Longevity

Healthcare is one of several factors that affect longevity in the United States, a new study reaffirms. Behavioral and social factors have much more influence. Robert Kaplan, PhD, and Arnold Milstein, MD, MPH, from Stanford University School of Medicine’s Clinical Excellence Research Center in California, test how much healthcare affects the risk for premature death using four different research methods and data sets.

All four methods yield the same conclusion; Healthcare accounts for between 5% and 15% (roughly 10%) of variation in premature death; so whereas behavioral and social factors account for 16% to 65%. The authors suggest that current healthcare policy; also spending in the United States are misguide because they’re base on the assumption; so that focusing heavily on medical care is the key to improving outcomes and boosting longevity.

Medical care contributes

A lot of the modeling analyses make the assumption that essentially 100% of the life expectancy; hence is relate to access to medical care. “Even the most sophisticate modeling analyses make assumptions; so like at least half of the variability in life expectancy is medical care related. The 10% that medical care contributes to longevity is important; so Kaplan emphasize, and the results do not suggest the United States should not invest in medical care.

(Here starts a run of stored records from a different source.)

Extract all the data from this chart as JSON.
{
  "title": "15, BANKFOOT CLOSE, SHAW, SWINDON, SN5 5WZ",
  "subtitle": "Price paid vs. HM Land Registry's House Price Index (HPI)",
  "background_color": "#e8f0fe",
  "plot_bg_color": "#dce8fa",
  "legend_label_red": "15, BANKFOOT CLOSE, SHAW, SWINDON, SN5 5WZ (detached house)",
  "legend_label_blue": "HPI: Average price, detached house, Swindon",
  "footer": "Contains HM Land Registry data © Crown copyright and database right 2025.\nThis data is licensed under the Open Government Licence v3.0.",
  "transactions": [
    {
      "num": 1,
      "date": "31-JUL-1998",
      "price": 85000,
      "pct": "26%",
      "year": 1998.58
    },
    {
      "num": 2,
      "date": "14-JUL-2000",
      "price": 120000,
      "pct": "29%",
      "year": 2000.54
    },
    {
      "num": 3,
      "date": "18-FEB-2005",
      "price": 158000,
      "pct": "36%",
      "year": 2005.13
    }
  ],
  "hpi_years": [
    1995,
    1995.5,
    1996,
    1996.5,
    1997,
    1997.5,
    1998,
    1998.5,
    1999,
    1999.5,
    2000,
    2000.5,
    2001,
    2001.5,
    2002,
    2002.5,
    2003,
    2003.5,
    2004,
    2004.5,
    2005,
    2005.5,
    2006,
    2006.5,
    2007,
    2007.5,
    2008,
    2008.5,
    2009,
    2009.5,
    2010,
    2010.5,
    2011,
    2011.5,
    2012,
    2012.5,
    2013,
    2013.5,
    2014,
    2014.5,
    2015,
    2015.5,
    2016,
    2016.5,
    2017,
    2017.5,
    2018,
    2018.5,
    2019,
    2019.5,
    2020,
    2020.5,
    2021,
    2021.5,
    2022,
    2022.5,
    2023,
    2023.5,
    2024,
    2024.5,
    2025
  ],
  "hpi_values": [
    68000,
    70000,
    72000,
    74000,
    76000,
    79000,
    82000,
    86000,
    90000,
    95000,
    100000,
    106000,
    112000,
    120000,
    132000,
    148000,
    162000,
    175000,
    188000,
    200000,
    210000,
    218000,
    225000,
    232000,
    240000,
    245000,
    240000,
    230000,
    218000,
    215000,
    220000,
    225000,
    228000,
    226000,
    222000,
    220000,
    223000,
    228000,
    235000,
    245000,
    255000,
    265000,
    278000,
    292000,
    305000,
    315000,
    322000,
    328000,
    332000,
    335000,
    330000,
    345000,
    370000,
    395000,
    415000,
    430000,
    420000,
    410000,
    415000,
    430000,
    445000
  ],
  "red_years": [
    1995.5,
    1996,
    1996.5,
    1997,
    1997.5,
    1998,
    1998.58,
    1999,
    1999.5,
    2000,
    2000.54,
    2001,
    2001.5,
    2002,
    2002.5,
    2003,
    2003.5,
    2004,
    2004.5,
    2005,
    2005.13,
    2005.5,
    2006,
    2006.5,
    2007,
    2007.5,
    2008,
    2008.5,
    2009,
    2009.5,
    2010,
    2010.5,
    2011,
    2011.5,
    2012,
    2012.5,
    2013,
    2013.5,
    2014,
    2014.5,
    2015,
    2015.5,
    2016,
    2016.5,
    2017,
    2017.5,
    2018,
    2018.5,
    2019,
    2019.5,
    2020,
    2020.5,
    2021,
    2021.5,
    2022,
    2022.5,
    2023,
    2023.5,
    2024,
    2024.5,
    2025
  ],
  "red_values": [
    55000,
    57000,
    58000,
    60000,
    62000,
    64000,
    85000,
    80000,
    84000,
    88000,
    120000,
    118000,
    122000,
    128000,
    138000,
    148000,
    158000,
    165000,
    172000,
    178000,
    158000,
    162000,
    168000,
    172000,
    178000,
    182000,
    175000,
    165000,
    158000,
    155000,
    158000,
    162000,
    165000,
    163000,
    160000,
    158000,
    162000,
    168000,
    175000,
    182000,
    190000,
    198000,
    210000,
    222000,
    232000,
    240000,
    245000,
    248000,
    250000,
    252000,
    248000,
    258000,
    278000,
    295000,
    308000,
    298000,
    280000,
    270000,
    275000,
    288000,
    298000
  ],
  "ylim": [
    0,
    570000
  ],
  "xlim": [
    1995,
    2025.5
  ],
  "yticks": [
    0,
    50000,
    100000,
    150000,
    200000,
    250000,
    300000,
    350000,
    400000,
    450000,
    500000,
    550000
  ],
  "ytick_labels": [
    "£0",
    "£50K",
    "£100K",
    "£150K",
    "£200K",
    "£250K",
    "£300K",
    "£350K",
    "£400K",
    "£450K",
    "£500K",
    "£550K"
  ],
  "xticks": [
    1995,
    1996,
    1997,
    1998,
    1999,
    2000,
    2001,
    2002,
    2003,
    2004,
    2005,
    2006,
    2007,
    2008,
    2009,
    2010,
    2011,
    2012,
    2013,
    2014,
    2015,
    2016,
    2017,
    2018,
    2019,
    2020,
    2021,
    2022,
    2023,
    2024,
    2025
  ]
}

“But if our goal is to have longer, healthier lives, they have to go beyond traditional medicine; because most of what determines life expectancy is outside the healthcare system,” he said. Joshua Sharfstein, MD, vice dean for public policy at Johns Hopkins Bloomberg School of Public Health in Baltimore, Maryland, agrees with Kaplan and Milstein that the popular perception is that healthcare is everything and that the US underinvests in things that could produce important results.

Other countries have a much stronger safety net,” Sharfstein said. They shouldn’t be surprise that their health outcomes are better and their life expectancies are longer.” Sharfstein said changing the direction on healthcare policy has to start with changing the conversation.

Health cannot depend

He points out that better health cannot depend on any one sector; so because the sectors are interconnect: people cannot access jobs or health care; hence for example, without stable housing, transportation, and child care. Reversing the trend of spending only 55 cents on the dollar for non medical services is unlikely in the current climate in Washington, DC, and in many states, so change is more likely to occur at the local level, Woolf writes.

If a clinician knows that a patient can’t read English or can’t afford medications, for instance, the clinician can help find a translator or suggest less expensive medications, he explains. Physicians and nurses can also use their trust voice in the community to advocate for investment in education or public transportation or for livable wages, and they can join professional societies that are taking stances on social change.

Woolf writes that an example of the misalignment of values with current healthcare policy and spending is exemplify in a quote by organizers of the 2017 Medicalization of Poverty Symposium: “We spend inordinate amounts of money and other resources to address healthcare needs brought on by poverty instead of providing for the tangible needs of the poor before illness strikes.